Warum entschied ich mich dennoch für eine Ketosediät? – Natürlich spielte Willensschwäche eine Rolle, da man (zunächst bzw. idealerweise) nicht zur Kalorienreduktion gezwungen ist, aber das war nicht der wesentliche Punkt. – Was mich faszinierte, war die Ketose als solche:  Wenn es möglich ist, den Stoffwechsel in so radikaler Weise umzustellen, will ich das einfach mal erlebt haben. Wie wirkt es sich aus auf mein psychisches und körperliches Befinden, was sagen meine Zipperlein dazu (denn ich bin fünfzig und habe einige)? Beeinflusst es mein Denken? – Es gibt so vieles, was ich nicht mehr erfahren werde in meinem Leben, z. B. wie es ist, Menschenfleisch zu essen oder eine Fledermaus zu sein, doch was Ketose ist, das kann ich noch erleben!

Die Ketosediät tritt in diversen Variationen auf, die sich vornehmlich im Grad an Strenge, was den Umgang mit Kohlehydraten betrifft, unterscheiden, nämlich als Low-Carb-, Atkins-, Paläo- oder Anaboldiät (es gibt es noch weitere). – Ich entschied mich für die radikale und einfache Fassung, die nur verlangt, dass man weniger als fünfzig Gramm Kohlenhydrate am Tag zu sich nimmt. – Was nicht ganz leicht umzusetzen ist, da nicht nur Nudeln, Kartoffeln usw, sondern auch Dinge vermieden werden müssen, die ein viel besseres Prestige haben, wie z. B. Obst oder Hülsenfrüchte. Und in einer Flasche Bier schwimmen zwischen den Alkoholgeistern 15 Gramm Kohlenhydrate, die den Trinker zwar nicht erheitern, aber „aus der Ketose werfen“ können.

Da ich anfangs nicht genau kontrollierte und über Panaden und Soßen (und Bierchen) noch viel zu viele Kohlenhydrate aufnahm, geriet ich zwar nicht in Ketose, wohl aber in einen Übergangszustand, der als „Ketose-Grippe“ bezeichnet wird und der sich durch ein erkältungsähnliches Krankheitsgefühl, allgemeine Schlappheit, ein eingeschränktes Gesichtsfeld und Kopfdruck auszeichnet. Das war alles etwa so, wie es auch beschrieben wird und dauerte bei mir ca. 3 Tage. Der Tag, an dem es mir am schlechtesten ging, war glücklicherweise ein Samstag – denn wegen der Nebenwirkungen eines mutwillig unternommenen Diätexperimentes kann man, wenn man kein Arschloch ist, nicht krankfeiern.

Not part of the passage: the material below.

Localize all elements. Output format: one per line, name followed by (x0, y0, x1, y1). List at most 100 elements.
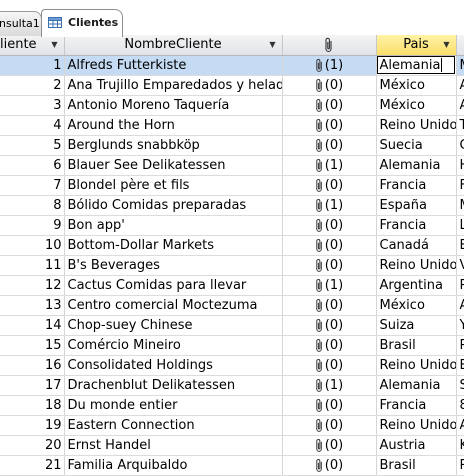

In der Woche danach (letzte Woche, um genau zu sein) ging es wieder aufwärts, ich liess die Vorhölle des Zuckermangels hinter mir und erreichte sie, die Ketose, jedenfalls verfärbten sich die durch den Urinstrahl geschwenkten Teststreifen. – Ich bin noch immer darin, und möchte auflisten, was mir wiederfährt und nicht wiederfährt:

1. Ich kann bestätigen, dass man leichter aus dem Bett kommt: Man wird wach und, hopp, steht man auf. – Und es stimmt, dass man weniger Schlaflust und intensivere Träume hat, deren Interessantheitsgrad allerdings größer sein könnte (siehe Punkt 4).

2. Seit dem Erreichen der Ketose scheine ich an Gewicht zu verlieren (die Waage macht Andeutungen, die in diese Richtung gehen, es ist aber zu früh, um Gewissheit zu haben).

3. Meine Laune ist etwas besser als durchschnittlich, was vielleicht  auf die Ketose zurückzuführen ist, vielleicht aber auch auf den mit Rosenflügeln heranflatternden Frühling. – Musik empfinde ich stärker.

4. Eine  Wirkung der Ketose kann ich bestätigen, die in den Diätanpreisungen selten, in den Foren aber häufig erwähnt wird, und sich darin äußert, dass ein Phänomen, das Englischsprecher „morning wood“ nennen, seltener auftritt.

5. Ich kann nicht  bestätigen, dass man klarer im Kopf ist. Das Gehirn scheint in der Ketose aber bestimmte Denkleistungen vorzuziehen: Die Arbeit (ich programmiere) fällt mir leichter, das Bloggen (evt: das Kreativsein) fällt mir schwerer – ich bitte den Leser dieses Beitrags, das zu berücksichtigen.